Precarious Employment & Advocacy & Publicity Portfolios
Jo holds her doctorate in Canadian history from the University of Ottawa and has been teaching part-time at the university’s History department since 1997 and more recently in the Institute of Canadian and Indigenous Studies. She teaches a diversity of Canadian and American survey history courses from contact to the present, focusing also on First Nations, Inuit and Metis experiences with an emphasis on Indigenous education and microhistory research methods. She has served as a Board Member of the Social Sciences and Humanities Research Council (SSHRC) and as a SSHRC program committee member. She is also an active member of several CHA affiliated committees including the History of Children and Youth Group and the Public History Group. Her current academic research focuses on the ways historians and researchers can use hair to learn more about the construction of gender and growing up in a North American context.
Since 1987, Jo has worked as a researcher, historian and consultant in Ottawa, merging her knowledge of public and private research projects while maintaining ties, memberships and relationships with the academic community. She has been learning about and working to embrace social and digital media knowledge in her research, teaching and work worlds. She recently joined the Association of Canadian Archivists as the Executive Director.
CHA Annual Meeting - Liaison with CHA Annual Meeting Program Committee & Teaching Portfolios
Marie Michèle Doucet
French-Language Secretary
Marie-Michèle Doucet received her doctorate in history at the Université de Montréal in June 2016. She completed her master's and bachelor's degree at the Université de Moncton in New Brunswick.
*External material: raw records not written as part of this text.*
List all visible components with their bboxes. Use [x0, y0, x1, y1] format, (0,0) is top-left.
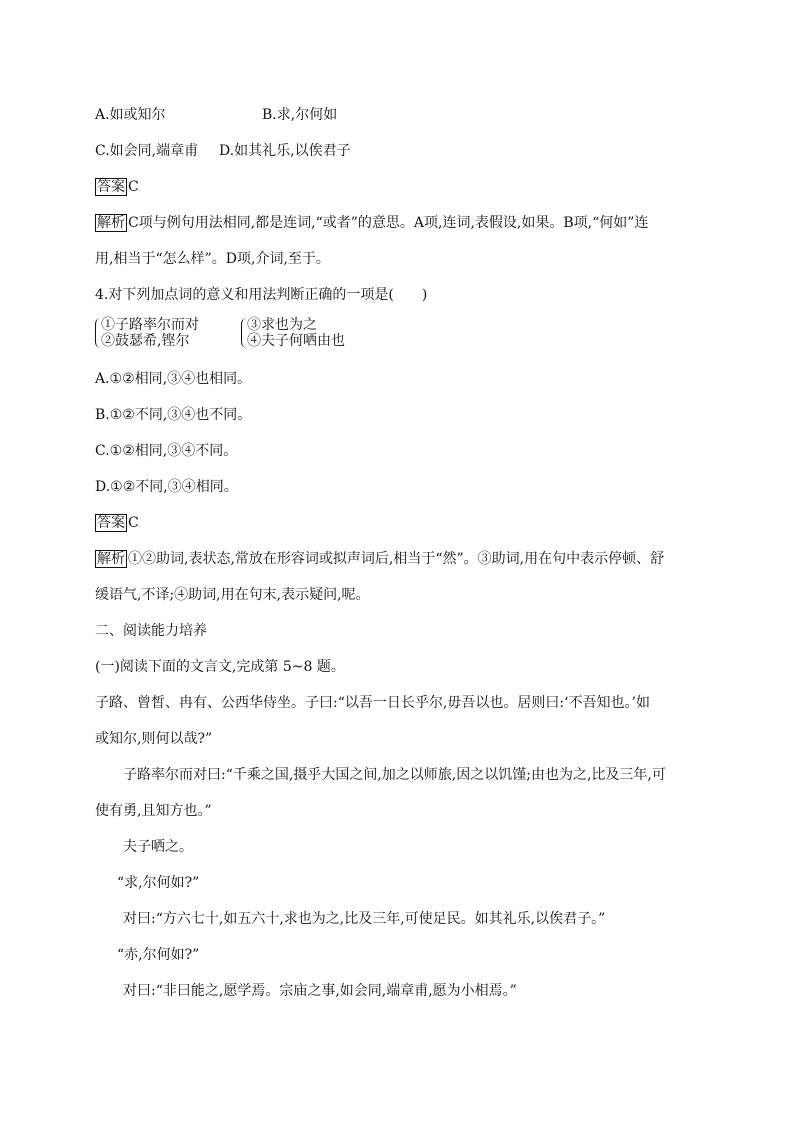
q4-option-a: A.①②相同,③④也相同。	[95, 371, 252, 387]
q3-option-c: C.如会同,端章甫	[95, 143, 199, 159]
answer-label-box: 答案	[97, 179, 125, 195]
passage-p2-line2: 使有勇,且知方也。”	[95, 803, 212, 819]
q3-answer	[95, 178, 139, 196]
q4-option-d: D.①②不同,③④相同。	[95, 479, 238, 495]
q4-item-1: ①子路率尔而对	[101, 317, 199, 333]
q4-analysis	[95, 550, 664, 568]
passage-p5: 对曰:“方六七十,如五六十,求也为之,比及三年,可使足民。如其礼乐,以俟君子。”	[123, 911, 606, 927]
passage-p1-line1: 子路、曾皙、冉有、公西华侍坐。子曰:“以吾一日长乎尔,毋吾以也。居则曰:‘不吾知也。’如	[95, 695, 650, 711]
q4-option-b: B.①②不同,③④也不同。	[95, 407, 252, 423]
analysis-label-box: 解析	[97, 215, 125, 231]
analysis-text: C项与例句用法相同,都是连词,“或者”的意思。A项,连词,表假设,如果。B项,“何如”连	[128, 215, 649, 231]
q4-option-c: C.①②相同,③④不同。	[95, 443, 238, 459]
section-sub-heading: (一)阅读下面的文言文,完成第 5~8 题。	[95, 659, 345, 675]
passage-p7: 对曰:“非曰能之,愿学焉。宗庙之事,如会同,端章甫,愿为小相焉。”	[123, 983, 517, 999]
answer-value: C	[128, 515, 139, 531]
q3-analysis-line2: 用,相当于“怎么样”。D项,介词,至于。	[95, 251, 330, 267]
analysis-label-box: 解析	[97, 551, 125, 567]
q4-answer	[95, 514, 139, 532]
q3-option-b: B.求,尔何如	[262, 107, 338, 123]
q4-item-2: ②鼓瑟希,铿尔	[101, 333, 190, 349]
right-brace	[241, 318, 248, 348]
answer-label-box: 答案	[97, 515, 125, 531]
q4-item-3: ③求也为之	[247, 317, 317, 333]
passage-p4: “求,尔何如?”	[117, 875, 200, 891]
answer-value: C	[128, 179, 139, 195]
passage-p1-line2: 或知尔,则何以哉?”	[95, 731, 213, 747]
passage-p2-line1: 子路率尔而对曰:“千乘之国,摄乎大国之间,加之以师旅,因之以饥馑;由也为之,比及三年,可	[123, 767, 666, 783]
q3-option-d: D.如其礼乐,以俟君子	[219, 143, 351, 159]
q4-items-left	[101, 317, 199, 349]
q3-analysis	[95, 214, 648, 232]
section-heading: 二、阅读能力培养	[95, 623, 207, 639]
q4-items-right	[247, 317, 345, 349]
passage-p6: “赤,尔何如?”	[117, 947, 200, 963]
q4-item-4: ④夫子何哂由也	[247, 333, 345, 349]
q4-stem: 4.对下列加点词的意义和用法判断正确的一项是( )	[95, 287, 428, 303]
left-brace	[95, 318, 102, 348]
q4-analysis-line2: 缓语气,不译;④助词,用在句末,表示疑问,呢。	[95, 587, 370, 603]
passage-p3: 夫子哂之。	[123, 839, 193, 855]
analysis-text: ①②助词,表状态,常放在形容词或拟声词后,相当于“然”。③助词,用在句中表示停顿、舒	[128, 551, 665, 567]
q3-option-a: A.如或知尔	[95, 107, 166, 123]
Since September 2016, she has been Assistant Professor in the Department of History at the Royal Military College of Canada in Kingston, Ont, where she teaches European History, Women's History and International Relations. Her master's thesis, Héros et héroïnes : Stéréotypes et représentation genrés dans la littérature patriotique de la Grande Guerre en France (1914-1919) won the Vo-Van Award for the best thesis at the Université de Moncton in 2010.
Her current research focuses on the international women's petition for disarmament of 1930-32. Taking a transnational approach, she is interested in how French, British, German and Canadian women worked towards universal disarmament after the First World War. Marie-Michèle has several publications in magazines and collective works in Europe and Canada. She also co-edited the book Le génocide des Arméniens : Traces, mémoires et représentations published in February 2017 at the Presses de l'Université Laval.
Co-Editor of the CHA magazine Intersections
Matthew Bellamy
English-Language Secretary
Matthew J. Bellamy is an associate professor of history at Carleton University in Ottawa. He specializes in Canadian business and political history. He is the author of Profiting the Crown: Canada's Polymer Corporation, 1942-1990 and Canada and the Cost of World War II: The International Operations of Canada's Department of Finance, 1939-1947 (with R. B. Bryce).
His latest research has taken him into the realm of brewing history. His work on brewing has been recently published in The Walrus, Business History, and the Canadian Historical Review. He is currently working on a book-length history of the Labatt’s brewery.